I'm around the same weight. I'm tall and slim. For $82 I might just buy it.


----------



## East§ide (Mar 14, 2011)

its really nice..you wont be disappointed


----------



## mtx (Nov 3, 2011)

East§ide said:


> its really nice..you wont be disappointed


How warm is it and did you have to layer much underneath? Do you know how many grams of polyester insulation they use??


----------



## que (Feb 27, 2011)

I have the exact same body type as you according to the description you gave. I hate when people come on to say "I just bought this blah blah blah" and brag. I'm going to do it anyway hahah. But really i just ordered this coat last night and i am pretty excited about it. Actually reading your initial post inspired me to go with a more fitted look this year so thanks! But i thought this coat was nice and understated (my style) but still keeping it gangsta yet classy. The price is kinda high for what you wanted, and what i wanted for that matter but i bit the bullet and got it. Cappel Thieves Jacket - Men's from Backcountry.com good luck


----------



## mtx (Nov 3, 2011)

que said:


> I have the exact same body type as you according to the description you gave. I hate when people come on to say "I just bought this blah blah blah" and brag. I'm going to do it anyway hahah. But really i just ordered this coat last night and i am pretty excited about it.
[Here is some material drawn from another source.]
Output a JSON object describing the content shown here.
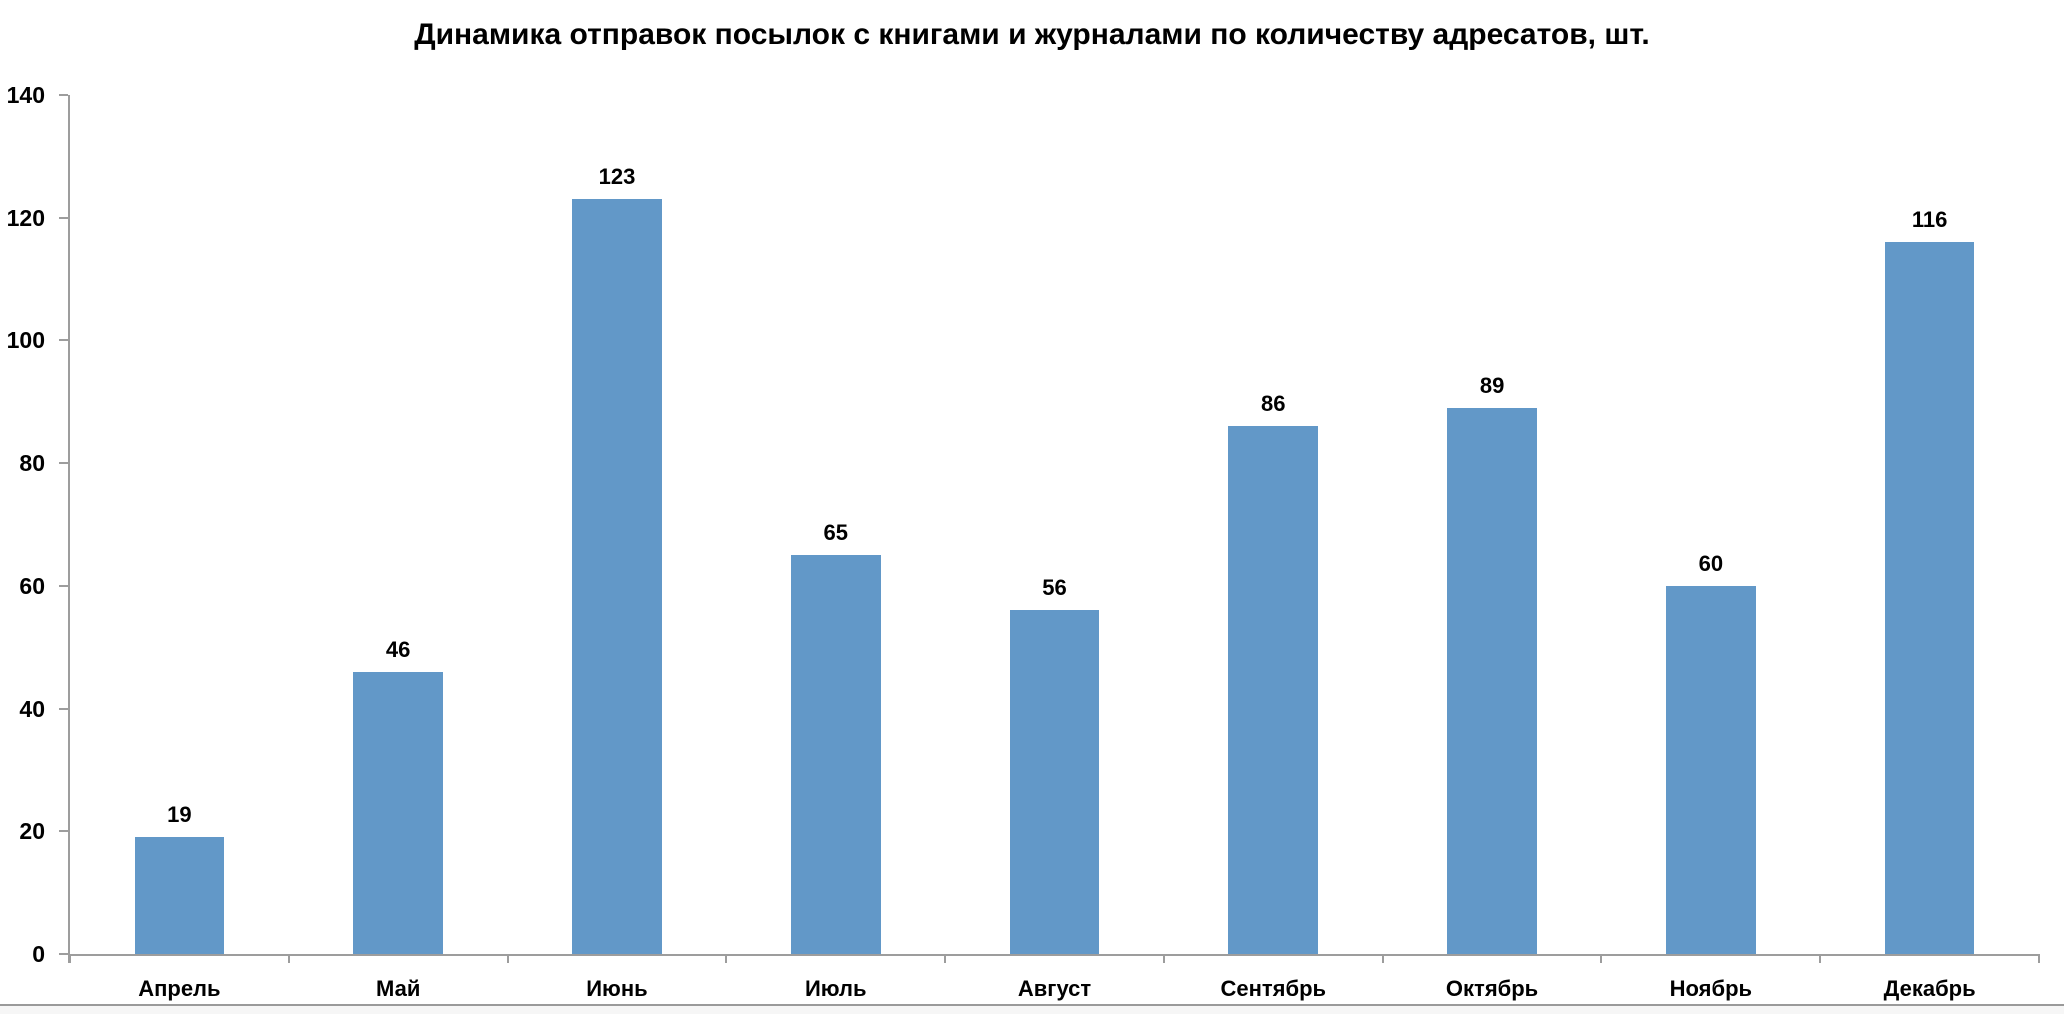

Actually reading your initial post inspired me to go with a more fitted look this year so thanks! But i thought this coat was nice and understated (my style) but still keeping it gangsta yet classy. The price is kinda high for what you wanted, and what i wanted for that matter but i bit the bullet and got it. Cappel Thieves Jacket - Men's from Backcountry.com good luck


They look nice!!!


----------